At work, the women that I work with will sometimes bring snacks for everyone to share. They will bring anything from trail mix to twizzlers, and it all goes on a shelf for us all snack on periodically throughout our day (working at a bank has it's perks!). This week, one of the women that I closely work with brought birthday cake oreos. I had eyed the decadent cookies a few times in passing, but I wanted to remain faithful to the diet that Teagan and I were on. "No oreos", I thought upon seeing them.
So I didn't eat them. But then as I went to sit down, my coworker informs me of the oreos.
"I put some oreos out there if you want them!" She continues, "I got them for my family, but we though they tasted to different from the normal oreos. They're birthday cake. Try one and let me know what you think!"
In that moment, my mind thought about the diet. Teagan already knew that I had still been having burritos on my lunch because of the convenience, even though the tortillas are not paleo. He was fine with it and had never expected me to fully follow the strict diet with him. None the less, I still wanted to abstain where he was abstaining in order to give him the best chance of succeeding. My initial thought told me to say, "no".
But then, my mind thought of the fact that I wanted to have better relationships with people. My mind went to the possible affect that sounding pompous, throwing a word like "paleo" around, and saying no to one stinking cookie could have. Was I willing to come across as possibly rude and stuck up? Was I willing to sacrifice possibly becoming friends with someone that might need a person who knows Jesus in their life for encouragement and possible salvation?
Okay, so maybe that's a but much. My mind likes to run away on tangents sometimes, that much is clear.
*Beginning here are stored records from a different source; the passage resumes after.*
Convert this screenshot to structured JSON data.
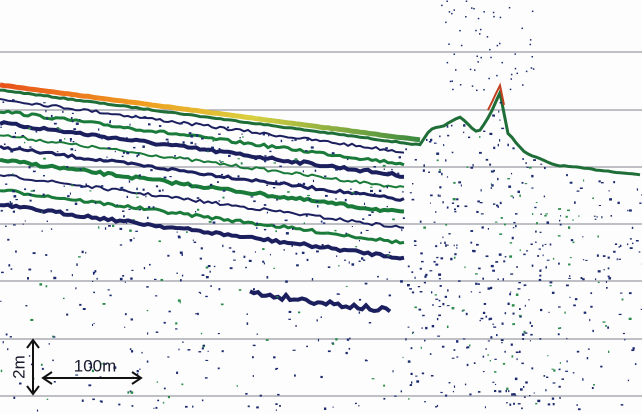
{
  "scale_bars": {
    "vertical": {
      "label": "2m"
    },
    "horizontal": {
      "label": "100m"
    }
  }
}
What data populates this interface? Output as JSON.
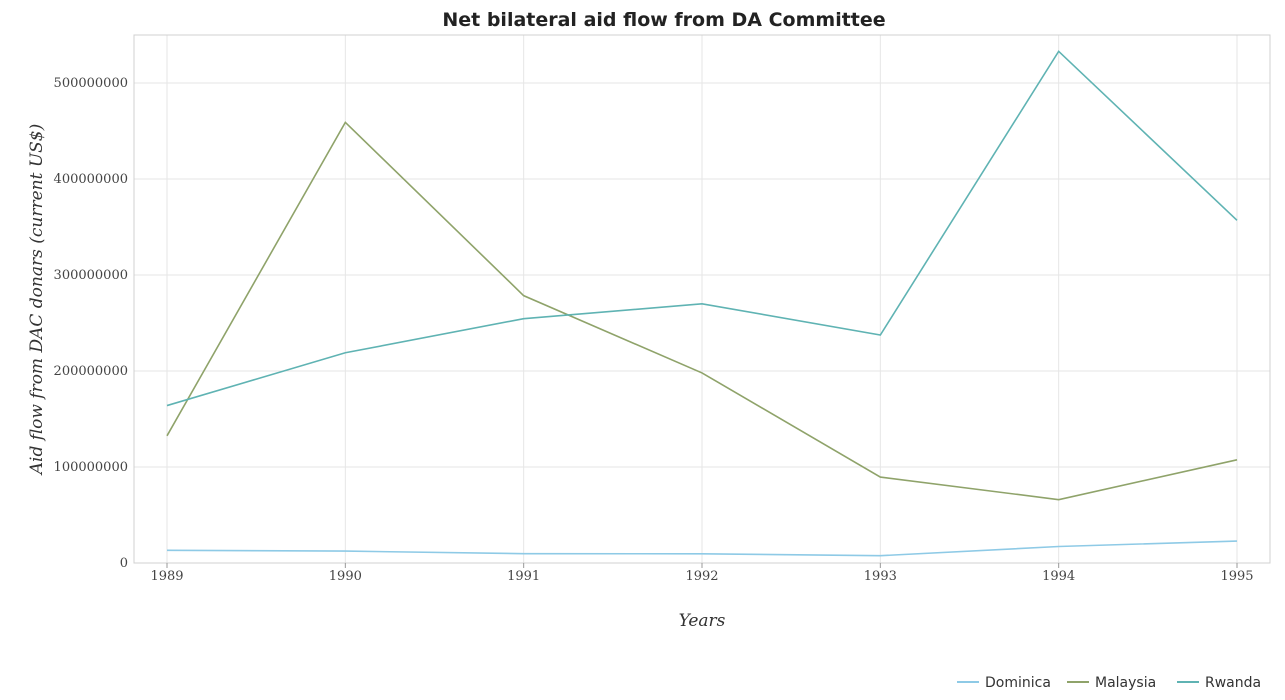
{
  "chart_data": {
    "type": "line",
    "title": "Net bilateral aid flow from DA Committee",
    "xlabel": "Years",
    "ylabel": "Aid flow from DAC donars (current US$)",
    "categories": [
      "1989",
      "1990",
      "1991",
      "1992",
      "1993",
      "1994",
      "1995"
    ],
    "ylim": [
      0,
      550000000
    ],
    "yticks": [
      0,
      100000000,
      200000000,
      300000000,
      400000000,
      500000000
    ],
    "ytick_labels": [
      "0",
      "100000000",
      "200000000",
      "300000000",
      "400000000",
      "500000000"
    ],
    "grid": true,
    "legend_position": "bottom-right",
    "series": [
      {
        "name": "Dominica",
        "color": "#8ecae6",
        "values": [
          13200000,
          12400000,
          9700000,
          9600000,
          7600000,
          17200000,
          22900000
        ]
      },
      {
        "name": "Malaysia",
        "color": "#8fa36a",
        "values": [
          132500000,
          459000000,
          278500000,
          198000000,
          89500000,
          66000000,
          107500000
        ]
      },
      {
        "name": "Rwanda",
        "color": "#5fb3b3",
        "values": [
          164000000,
          219000000,
          254500000,
          270000000,
          237500000,
          533000000,
          357000000
        ]
      }
    ]
  }
}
But what could be the real "oreos" in our lives? We all work with and interact with people that God has placed into our lives so that we might be a bright light to them. We could be the absolutely one and only chance that they have to see the light of Jesus. But are we turning a nose up to even the smallest gestures that might not line exactly up with our "paleo diets"?
I am in no way suggesting that we should compromise and do something that we believe to be immoral. But when interacting with someone that you believe God has placed in your life, we must be sure that we don't cross the line from Jesus fanatic (yay Jesus!) to 10 commandments' snob (boo other people). Jesus himself ate with sinners and was criticized heavily for it by the pharisees. But we know that he also never sinned.
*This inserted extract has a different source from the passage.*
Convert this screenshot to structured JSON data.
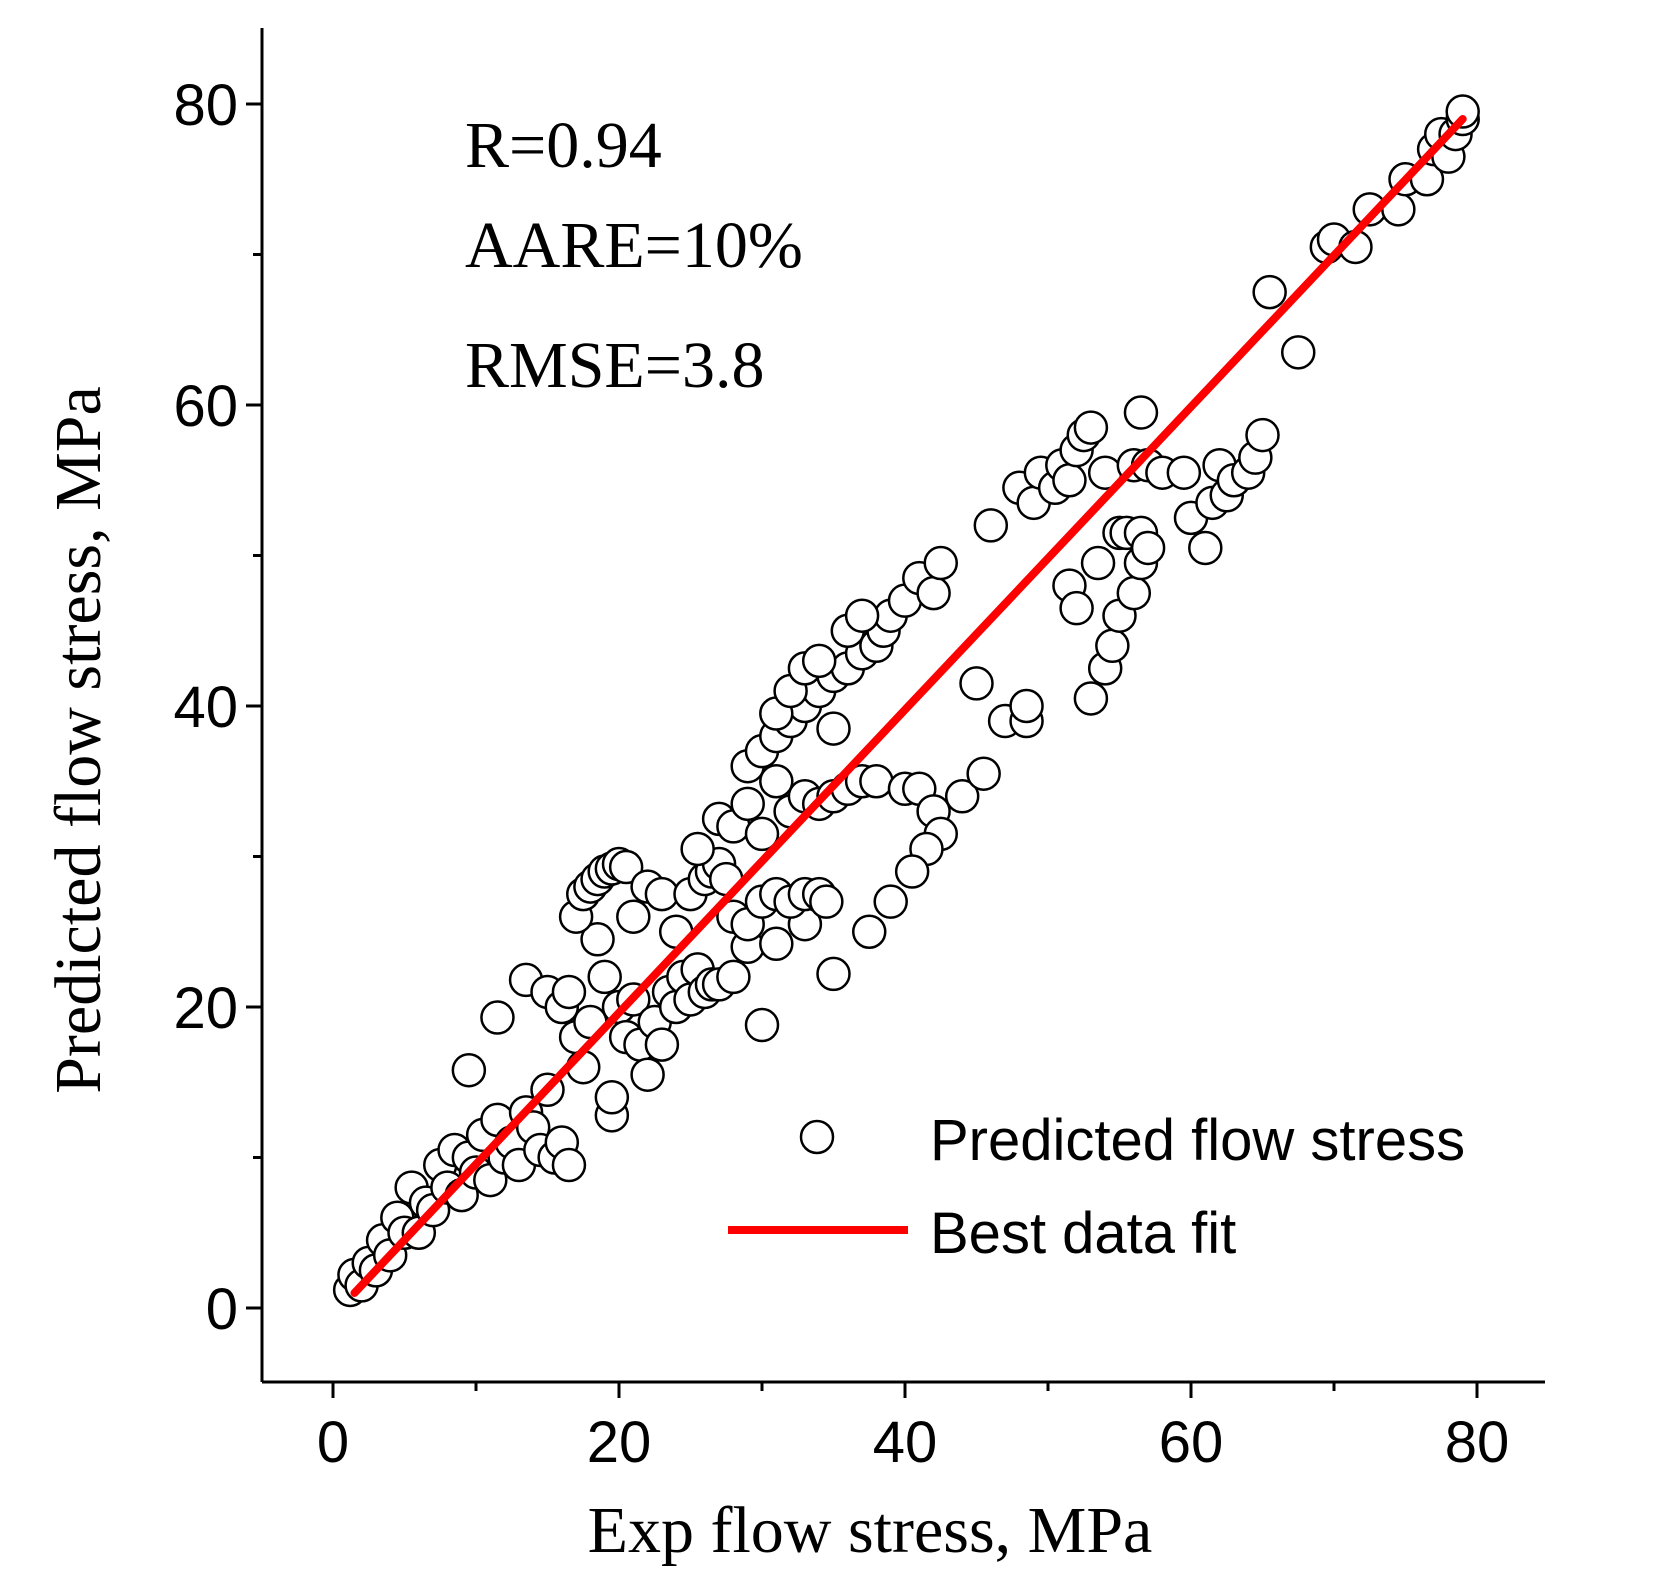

We should not necessarily seek out company that is negative with the plans of making them close friends. Jesus had twelve close friends, and they followed him, learning from his teachings daily. But he also did not act snobby like the religious leaders of that day and reject the offers from known "sinners" (as if the pharisees did not sin) to come and dine with them.
One of the best ways that we can spread the gospel is not through the retelling of Jesus story through words, but through our actions. That is not to say that there is not power in the retelling of the gospel, but our relationship with others can deeply affect weather or not they are receptive to coming to Christ when the right time comes. If we are sincere about caring for others, it will reflect in our actions. Those around us will feel welcomed in your presence rather than condemned. They will feel your compassion rather than your religion.
I would never condone sinning to keep an acquaintance or friend. That is not what I wish to convey. But there is a way to treat someone that will make them feel less like a spiritual roadblock or a spiritual checkbox, and more like an actual person worthy of mutual respect. And let's face it, into every diet some oreos must fall.